Tantrum tips: 5 Ways to stop a public tantrum
Tantrums are inevitable. When a toddler doesn't get what he wants, that frustration can transform your sweet little angel into a raging nightmare in seconds. You may be able to deal with the tidal wave of emotion in the comfort of your own home, but what about when you're out in public? Here are five ways you can stop a public tantrum and help get your child back on track.
Keep your cool
It's easy to get flustered when it seems like everyone in the checkout line is shooting judgmental looks at you and your little monster. Breathe in. Breathe out. Your calm reaction will help you deal with the situation, and set the example for your child. If you raise your voice and get exasperated, it will only escalate the tantrum.
Create a diversion
Did you ever notice that the model mamas are the ones with the big bags? That's because they're prepared. When you're stocking your bag with diapers, wipes and sippy cups, throw in a few extra goodies like small toys from a dollar store or Happy Meal prizes, pipe cleaners, board books, or a few crayons and a notepad.

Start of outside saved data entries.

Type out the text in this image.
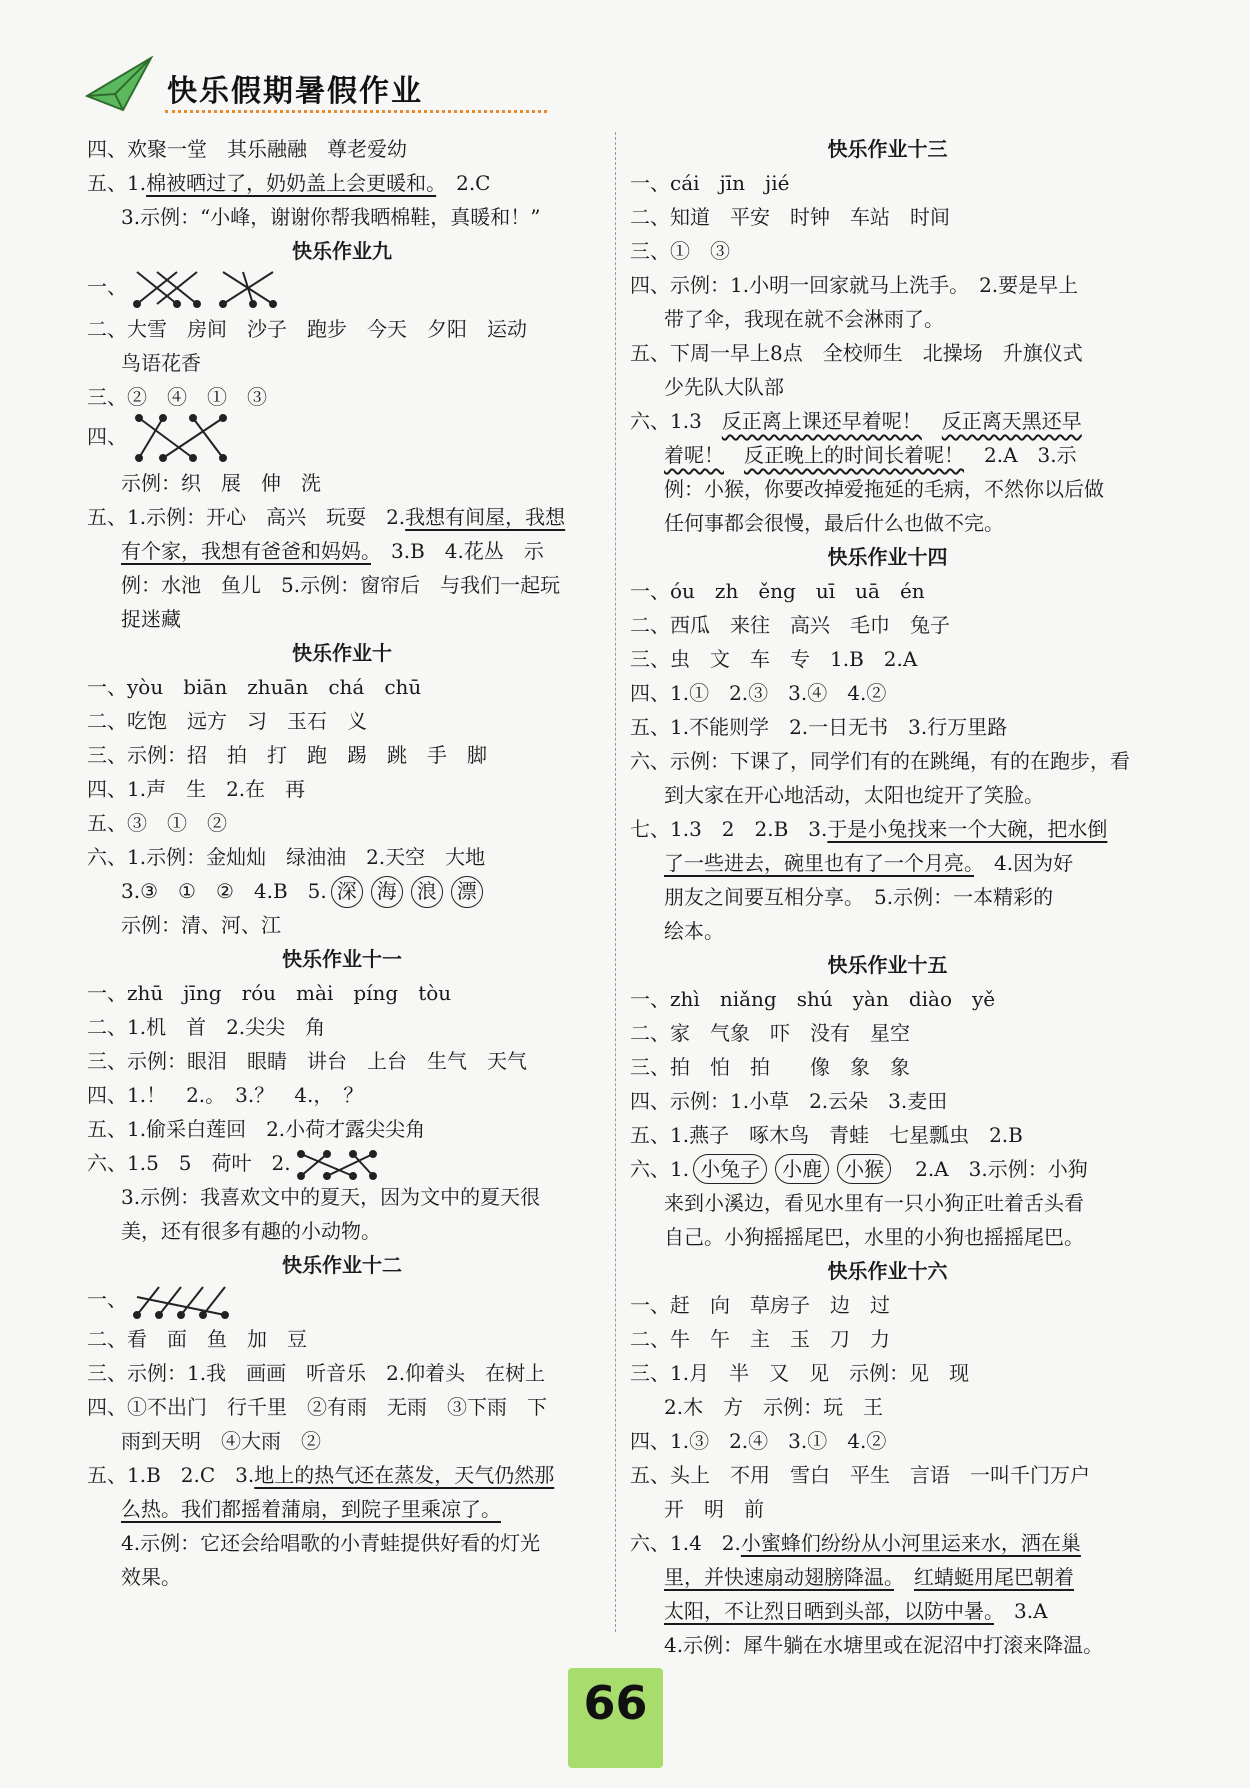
快乐假期暑假作业

四、欢聚一堂　其乐融融　尊老爱幼

五、1.棉被晒过了，奶奶盖上会更暖和。　2.C

3.示例：“小峰，谢谢你帮我晒棉鞋，真暖和！”

快乐作业九

一、

二、大雪　房间　沙子　跑步　今天　夕阳　运动

鸟语花香

三、②　④　①　③

四、

示例：织　展　伸　洗

五、1.示例：开心　高兴　玩耍　2.我想有间屋，我想

有个家，我想有爸爸和妈妈。　3.B　4.花丛　示

例：水池　鱼儿　5.示例：窗帘后　与我们一起玩

捉迷藏

快乐作业十

一、yòu　biān　zhuān　chá　chū

二、吃饱　远方　习　玉石　义

三、示例：招　拍　打　跑　踢　跳　手　脚

四、1.声　生　2.在　再

五、③　①　②

六、1.示例：金灿灿　绿油油　2.天空　大地

3.③　①　②　4.B　5. 深 海 浪 漂

示例：清、河、江

快乐作业十一

一、zhū　jīng　róu　mài　píng　tòu

二、1.机　首　2.尖尖　角

三、示例：眼泪　眼睛　讲台　上台　生气　天气

四、1.！　2.。　3.？　4.，　？

五、1.偷采白莲回　2.小荷才露尖尖角

六、1.5　5　荷叶　2.

3.示例：我喜欢文中的夏天，因为文中的夏天很

美，还有很多有趣的小动物。

快乐作业十二

一、

二、看　面　鱼　加　豆

三、示例：1.我　画画　听音乐　2.仰着头　在树上

四、①不出门　行千里　②有雨　无雨　③下雨　下

雨到天明　④大雨　②

五、1.B　2.C　3.地上的热气还在蒸发，天气仍然那

么热。我们都摇着蒲扇，到院子里乘凉了。

4.示例：它还会给唱歌的小青蛙提供好看的灯光

效果。

快乐作业十三

一、cái　jīn　jié

二、知道　平安　时钟　车站　时间

三、①　③

四、示例：1.小明一回家就马上洗手。　2.要是早上

带了伞，我现在就不会淋雨了。

五、下周一早上8点　全校师生　北操场　升旗仪式

少先队大队部

六、1.3　反正离上课还早着呢！　 反正离天黑还早

着呢！　 反正晚上的时间长着呢！　2.A　3.示

例：小猴，你要改掉爱拖延的毛病，不然你以后做

任何事都会很慢，最后什么也做不完。

快乐作业十四

一、óu　zh　ěng　uī　uā　én

二、西瓜　来往　高兴　毛巾　兔子

三、虫　文　车　专　1.B　2.A

四、1.①　2.③　3.④　4.②

五、1.不能则学　2.一日无书　3.行万里路

六、示例：下课了，同学们有的在跳绳，有的在跑步，看

到大家在开心地活动，太阳也绽开了笑脸。

七、1.3　2　2.B　3.于是小兔找来一个大碗，把水倒

了一些进去，碗里也有了一个月亮。　4.因为好

朋友之间要互相分享。　5.示例：一本精彩的

绘本。

快乐作业十五

一、zhì　niǎng　shú　yàn　diào　yě

二、家　气象　吓　没有　星空

三、拍　怕　拍　　像　象　象

四、示例：1.小草　2.云朵　3.麦田

五、1.燕子　啄木鸟　青蛙　七星瓢虫　2.B

六、1. 小兔子 小鹿 小猴　2.A　3.示例：小狗

来到小溪边，看见水里有一只小狗正吐着舌头看

自己。小狗摇摇尾巴，水里的小狗也摇摇尾巴。

快乐作业十六

一、赶　向　草房子　边　过

二、牛　午　主　玉　刀　力

三、1.月　半　又　见　示例：见　现

2.木　方　示例：玩　王

四、1.③　2.④　3.①　4.②

五、头上　不用　雪白　平生　言语　一叫千门万户

开　明　前

六、1.4　2.小蜜蜂们纷纷从小河里运来水，洒在巢

里，并快速扇动翅膀降温。　 红蜻蜓用尾巴朝着

太阳，不让烈日晒到头部，以防中暑。　3.A

4.示例：犀牛躺在水塘里或在泥沼中打滚来降温。

66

If your toddler looks like he's headed for a meltdown, go for the quick diversion. The key is to divert before the situation escalates into a full-blown tantrum. The last thing you want is your child thinking he's being rewarded for his inappropriate behavior.
Take a snack break
Veteran moms will be the first to tell you that the worst tantrums come when the kids are tired or hungry. If only we could wave a magic wand and put our overtired kiddos to sleep in the shopping cart. Having a stash of snacks on hand is the next best thing. Again, know the signs, so you can head off a tantrum with a quick munch before it's too late.
Hug it out
Sometimes you can squash the fits of rage with a firm hug. This doesn't work with all kids, and it doesn't work every time. However when it does, you'll feel like you won the Mom-of-the-Year award.
Make a quick exit
As a last resort, stop the public tantrum by making a quick exit. Yes, you may still have a tantrum on your hands, but at least it won't be on display. This is also a good way to teach your child about natural consequences. If he's throwing a tantrum about not getting something he wants at the store, he'll learn that his behavior resulted in him not getting anything at the store. Unfortunately, this might mean you don't get anything either. It's not always easy to walk away from a cart full of groceries, but in the long run, you'll be glad you did.